When we pass in the instance of Cat, Run_twice () prints out:

>>> Run_twice (Cat ())
Cat is running ...
Cat is running ...

It doesn't seem to mean anything, but think about it, now, if we define a tortoise type again, we derive from animal:

Class Tortoise (Animal):
  def run (self):
    print ' tortoise is running slowly ... '

When we call Run_twice (), we pass in an instance of tortoise:

>>> Run_twice (Tortoise ())
tortoise is running slowly ...
Tortoise is running slowly ...

You will find that adding a subclass of animal does not necessarily make any changes to Run_twice (), in fact, any function or method that relies on animal as a parameter can operate without modification because of polymorphism.

The advantage of polymorphism is that when we need to pass in dog, Cat, tortoise ... , we just have to receive the animal type, because dog, Cat, tortoise ... Are all animal types, and then follow the animal type. Because the animal type has the run () method, any type passed in, as long as it is a animal class or subclass, automatically invokes the actual type of run () method, which is the meaning of polymorphism:

For a variable, we just need to know that it is a animal type, and you can safely invoke the run () method without knowing its subtype exactly, and the specific call run () method acts on animal, Dog, cat, or tortoise objects. Determined by the exact type of the object at runtime, this is the true power of polymorphism: The caller just calls, regardless of the details, and when we add a subclass of animal, make sure that the run () method is written correctly, regardless of how the original code was invoked. This is the famous "opening and closing" principle:

Open to expansion: Allow new animal subclasses;

Closed for modification: You do not need to modify functions such as run_twice () that depend on the animal type.
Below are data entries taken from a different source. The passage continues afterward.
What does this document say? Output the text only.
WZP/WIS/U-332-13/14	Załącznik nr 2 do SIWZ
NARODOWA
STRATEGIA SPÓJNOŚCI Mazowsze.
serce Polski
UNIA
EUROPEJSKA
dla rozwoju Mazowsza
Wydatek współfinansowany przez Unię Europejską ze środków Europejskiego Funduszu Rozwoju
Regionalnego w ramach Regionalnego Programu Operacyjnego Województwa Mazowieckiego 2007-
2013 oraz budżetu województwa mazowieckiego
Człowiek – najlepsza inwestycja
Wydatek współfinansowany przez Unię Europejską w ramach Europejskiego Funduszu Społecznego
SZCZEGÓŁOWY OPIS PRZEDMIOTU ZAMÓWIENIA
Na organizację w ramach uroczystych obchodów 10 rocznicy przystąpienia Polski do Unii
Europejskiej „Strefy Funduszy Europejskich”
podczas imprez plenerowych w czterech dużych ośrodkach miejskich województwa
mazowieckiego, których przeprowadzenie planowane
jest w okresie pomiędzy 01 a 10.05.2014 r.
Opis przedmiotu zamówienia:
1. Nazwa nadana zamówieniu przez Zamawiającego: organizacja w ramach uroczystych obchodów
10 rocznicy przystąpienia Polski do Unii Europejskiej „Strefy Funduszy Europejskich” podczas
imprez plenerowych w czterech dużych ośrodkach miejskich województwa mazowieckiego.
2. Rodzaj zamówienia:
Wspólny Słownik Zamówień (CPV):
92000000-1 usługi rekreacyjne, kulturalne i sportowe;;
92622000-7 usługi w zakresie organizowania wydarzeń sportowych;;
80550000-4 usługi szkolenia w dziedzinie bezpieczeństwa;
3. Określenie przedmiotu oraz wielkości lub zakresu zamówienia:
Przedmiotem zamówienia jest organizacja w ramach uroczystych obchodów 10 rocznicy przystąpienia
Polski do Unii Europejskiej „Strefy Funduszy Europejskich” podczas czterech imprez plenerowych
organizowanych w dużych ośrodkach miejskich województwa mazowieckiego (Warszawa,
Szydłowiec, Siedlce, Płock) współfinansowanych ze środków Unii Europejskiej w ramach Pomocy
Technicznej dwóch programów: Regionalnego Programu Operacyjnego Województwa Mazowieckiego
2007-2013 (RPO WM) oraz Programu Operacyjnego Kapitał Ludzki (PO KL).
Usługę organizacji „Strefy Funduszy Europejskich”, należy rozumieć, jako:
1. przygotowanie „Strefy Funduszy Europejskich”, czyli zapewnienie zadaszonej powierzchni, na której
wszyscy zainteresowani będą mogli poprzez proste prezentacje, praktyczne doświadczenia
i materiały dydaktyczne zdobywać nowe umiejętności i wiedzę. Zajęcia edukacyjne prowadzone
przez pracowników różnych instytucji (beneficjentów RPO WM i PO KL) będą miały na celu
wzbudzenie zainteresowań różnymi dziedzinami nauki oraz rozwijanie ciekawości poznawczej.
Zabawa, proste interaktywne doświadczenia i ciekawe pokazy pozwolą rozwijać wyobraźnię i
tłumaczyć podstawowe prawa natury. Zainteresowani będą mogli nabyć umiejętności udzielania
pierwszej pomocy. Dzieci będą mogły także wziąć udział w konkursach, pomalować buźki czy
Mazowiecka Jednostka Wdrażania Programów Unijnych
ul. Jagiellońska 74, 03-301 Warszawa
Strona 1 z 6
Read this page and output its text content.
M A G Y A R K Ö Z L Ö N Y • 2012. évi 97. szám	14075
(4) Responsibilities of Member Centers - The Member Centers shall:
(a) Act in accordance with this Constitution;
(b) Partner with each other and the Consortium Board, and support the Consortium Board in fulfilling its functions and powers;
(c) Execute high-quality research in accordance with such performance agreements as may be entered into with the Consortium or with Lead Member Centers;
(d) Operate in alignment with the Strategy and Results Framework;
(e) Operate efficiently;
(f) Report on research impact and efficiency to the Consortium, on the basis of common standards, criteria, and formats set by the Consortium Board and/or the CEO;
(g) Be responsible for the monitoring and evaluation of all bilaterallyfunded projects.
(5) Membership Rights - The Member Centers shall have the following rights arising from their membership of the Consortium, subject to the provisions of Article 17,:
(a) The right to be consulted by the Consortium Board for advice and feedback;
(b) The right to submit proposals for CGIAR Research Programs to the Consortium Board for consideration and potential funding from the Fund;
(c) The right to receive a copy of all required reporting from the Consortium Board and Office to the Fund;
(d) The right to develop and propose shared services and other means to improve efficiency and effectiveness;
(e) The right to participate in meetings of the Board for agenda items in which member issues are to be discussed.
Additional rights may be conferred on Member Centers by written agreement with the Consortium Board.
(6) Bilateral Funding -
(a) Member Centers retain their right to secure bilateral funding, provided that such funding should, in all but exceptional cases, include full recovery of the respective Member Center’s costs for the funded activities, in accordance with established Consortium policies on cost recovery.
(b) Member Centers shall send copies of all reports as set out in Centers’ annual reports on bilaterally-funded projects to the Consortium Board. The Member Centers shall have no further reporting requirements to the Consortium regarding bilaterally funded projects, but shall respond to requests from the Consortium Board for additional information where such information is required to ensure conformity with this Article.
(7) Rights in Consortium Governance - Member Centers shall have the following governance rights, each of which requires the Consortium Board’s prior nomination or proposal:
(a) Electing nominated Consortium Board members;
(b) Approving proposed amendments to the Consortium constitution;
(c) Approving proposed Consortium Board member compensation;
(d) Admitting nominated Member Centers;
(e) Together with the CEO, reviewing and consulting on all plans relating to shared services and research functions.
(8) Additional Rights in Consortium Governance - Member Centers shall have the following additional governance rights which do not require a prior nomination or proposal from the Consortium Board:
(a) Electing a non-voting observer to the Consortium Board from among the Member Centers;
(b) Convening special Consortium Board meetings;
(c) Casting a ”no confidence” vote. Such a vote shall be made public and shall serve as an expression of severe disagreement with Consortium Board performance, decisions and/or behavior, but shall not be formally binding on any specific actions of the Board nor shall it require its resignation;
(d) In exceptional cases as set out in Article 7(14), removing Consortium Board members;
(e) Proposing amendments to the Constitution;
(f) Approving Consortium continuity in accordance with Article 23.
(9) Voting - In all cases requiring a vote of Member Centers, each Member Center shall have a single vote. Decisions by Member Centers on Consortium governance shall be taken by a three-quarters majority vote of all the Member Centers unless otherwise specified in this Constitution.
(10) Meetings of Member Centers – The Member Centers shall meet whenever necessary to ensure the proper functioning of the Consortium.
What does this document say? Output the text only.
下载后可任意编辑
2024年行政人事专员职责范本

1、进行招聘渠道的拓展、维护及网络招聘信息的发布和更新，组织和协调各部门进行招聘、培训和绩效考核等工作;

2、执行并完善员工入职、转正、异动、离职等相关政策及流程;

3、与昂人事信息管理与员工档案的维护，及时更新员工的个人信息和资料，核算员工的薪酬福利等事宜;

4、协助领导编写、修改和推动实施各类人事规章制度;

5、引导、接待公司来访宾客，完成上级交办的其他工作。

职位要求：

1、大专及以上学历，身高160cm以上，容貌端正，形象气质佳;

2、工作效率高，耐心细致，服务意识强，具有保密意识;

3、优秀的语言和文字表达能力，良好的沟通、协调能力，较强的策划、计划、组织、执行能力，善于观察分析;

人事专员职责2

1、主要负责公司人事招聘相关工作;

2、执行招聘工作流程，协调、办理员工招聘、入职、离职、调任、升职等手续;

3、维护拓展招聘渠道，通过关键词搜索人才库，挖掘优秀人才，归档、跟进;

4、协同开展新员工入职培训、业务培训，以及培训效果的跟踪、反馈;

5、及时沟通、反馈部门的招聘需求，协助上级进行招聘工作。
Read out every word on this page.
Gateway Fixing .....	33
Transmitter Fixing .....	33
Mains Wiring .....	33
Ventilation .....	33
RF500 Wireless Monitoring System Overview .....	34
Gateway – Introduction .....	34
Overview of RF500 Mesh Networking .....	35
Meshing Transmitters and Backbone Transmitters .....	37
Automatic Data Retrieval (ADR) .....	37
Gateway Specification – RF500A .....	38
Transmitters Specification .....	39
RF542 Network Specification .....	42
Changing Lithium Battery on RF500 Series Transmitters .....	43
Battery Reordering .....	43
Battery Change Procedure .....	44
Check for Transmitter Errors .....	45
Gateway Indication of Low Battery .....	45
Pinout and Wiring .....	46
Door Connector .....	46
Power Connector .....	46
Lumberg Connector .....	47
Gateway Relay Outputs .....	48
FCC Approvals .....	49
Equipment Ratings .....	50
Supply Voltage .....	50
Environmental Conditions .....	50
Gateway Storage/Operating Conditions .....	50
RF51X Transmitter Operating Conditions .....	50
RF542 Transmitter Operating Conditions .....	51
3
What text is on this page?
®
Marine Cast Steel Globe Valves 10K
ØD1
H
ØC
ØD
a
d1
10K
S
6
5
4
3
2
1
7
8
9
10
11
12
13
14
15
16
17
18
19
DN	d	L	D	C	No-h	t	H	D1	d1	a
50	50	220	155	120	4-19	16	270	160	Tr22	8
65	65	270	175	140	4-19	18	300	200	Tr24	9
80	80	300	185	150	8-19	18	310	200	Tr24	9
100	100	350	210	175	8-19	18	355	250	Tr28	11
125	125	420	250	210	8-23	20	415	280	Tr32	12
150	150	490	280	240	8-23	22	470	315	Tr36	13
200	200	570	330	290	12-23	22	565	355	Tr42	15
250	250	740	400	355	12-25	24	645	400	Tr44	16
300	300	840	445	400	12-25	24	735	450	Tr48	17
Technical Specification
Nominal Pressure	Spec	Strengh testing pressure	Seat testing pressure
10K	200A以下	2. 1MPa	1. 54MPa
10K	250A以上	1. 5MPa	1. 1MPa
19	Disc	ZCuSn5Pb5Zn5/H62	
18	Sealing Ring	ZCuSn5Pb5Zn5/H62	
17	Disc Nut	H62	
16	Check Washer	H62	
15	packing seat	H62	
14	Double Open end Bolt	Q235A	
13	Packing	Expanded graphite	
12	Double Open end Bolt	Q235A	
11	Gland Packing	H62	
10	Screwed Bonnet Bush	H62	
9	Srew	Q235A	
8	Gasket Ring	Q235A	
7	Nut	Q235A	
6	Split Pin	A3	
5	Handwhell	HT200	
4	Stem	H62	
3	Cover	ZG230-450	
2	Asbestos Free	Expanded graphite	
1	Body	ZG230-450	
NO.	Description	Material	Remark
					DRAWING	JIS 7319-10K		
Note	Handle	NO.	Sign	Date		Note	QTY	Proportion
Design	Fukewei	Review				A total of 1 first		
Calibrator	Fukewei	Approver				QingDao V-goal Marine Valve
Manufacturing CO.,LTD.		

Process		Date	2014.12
Inheritance can also be inherited at the first level, like a relationship from grandpa to father to son. And any class, which eventually goes back to the root class object, looks like an inverted tree. For example, the following inheritance tree:

Summary

Inheritance can take all the functions of the parent class directly, so that you do not have to do zero, subclasses only need to add their own unique methods, or the parent class is not appropriate to override the method;

There is the inheritance, can have polymorphism. When invoking a class instance method, try to treat the variable as the parent class type, so that all subclass types can be received properly;

The old way of defining the Python class allows you to not inherit from the object class, but this programming method has been severely deprecated. At any time, if no suitable class can be inherited, it inherits from the object class.